Certamente a prima vista la decisione che si commenta potrebbe sembrare pericolosa per numerose società ma in realtà non è tale come indichiamo nelle conclusioni.

 

Conclusioni

La decisione citata non ha alcun carattere rivoluzionario ma si limita a dire che nel caso concreto le somme erogate non potevano essere qualificate come dovute in base ad un rapporto di lavoro dipendente in quanto non vi erano le condizioni giuridiche per qualificare il rapporto con Rocchi e Sordu secondo questa impostazione.
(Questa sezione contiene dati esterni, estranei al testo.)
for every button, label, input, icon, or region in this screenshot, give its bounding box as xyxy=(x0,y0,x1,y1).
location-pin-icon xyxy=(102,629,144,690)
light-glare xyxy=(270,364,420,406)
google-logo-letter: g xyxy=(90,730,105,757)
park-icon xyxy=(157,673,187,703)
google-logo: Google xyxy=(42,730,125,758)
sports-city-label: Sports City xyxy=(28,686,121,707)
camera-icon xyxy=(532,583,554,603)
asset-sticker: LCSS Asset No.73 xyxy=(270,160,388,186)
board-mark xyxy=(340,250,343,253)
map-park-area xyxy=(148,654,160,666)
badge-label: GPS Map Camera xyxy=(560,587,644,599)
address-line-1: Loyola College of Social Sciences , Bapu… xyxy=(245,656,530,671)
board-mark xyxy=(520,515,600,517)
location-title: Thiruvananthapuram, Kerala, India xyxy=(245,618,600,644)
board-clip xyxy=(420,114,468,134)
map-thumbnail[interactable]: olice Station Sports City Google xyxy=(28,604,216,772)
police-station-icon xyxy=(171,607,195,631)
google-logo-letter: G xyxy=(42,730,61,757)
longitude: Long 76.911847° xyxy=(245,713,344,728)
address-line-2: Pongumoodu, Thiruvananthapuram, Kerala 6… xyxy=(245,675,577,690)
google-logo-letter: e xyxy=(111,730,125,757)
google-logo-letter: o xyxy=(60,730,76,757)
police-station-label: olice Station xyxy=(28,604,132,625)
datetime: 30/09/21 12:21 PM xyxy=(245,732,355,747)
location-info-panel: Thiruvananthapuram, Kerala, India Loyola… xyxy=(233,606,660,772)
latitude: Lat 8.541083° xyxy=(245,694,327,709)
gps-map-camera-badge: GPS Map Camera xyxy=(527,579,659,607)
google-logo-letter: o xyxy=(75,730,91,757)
In questo senso la Cassazione ripete quanto ha sempre affermato che “… potendo in astratto coesistere nella stessa persona la posizione di socio di una società e quella di lavoratore subordinato della medesima, pure un socio, componente del consiglio di amministrazione di una società, può essere legato a quest’ultima da un rapporto di lavoro subordinato, purché appunto risulti in concreto assoggettato ad un potere disciplinare e di controllo esercitato dagli altri componenti dell’organo cui egli appartiene; mentre, in mancanza di siffatto assoggettamento, l’osservanza di un determinato orario di lavoro e la percezione di una regolare retribuzione non sono sufficienti da sole a far ritenere la sussistenza del rapporto di lavoro subordinato (Cass., sez.L, 15 febbraio 1985, n. 1316) …”.

La nostra conclusione è che non vi sia niente di nuovo e che pertanto nessuno deve avere un timore che sia stato affermato in principio prima ignoto e che consente agli uffici accertamenti su basi nuove.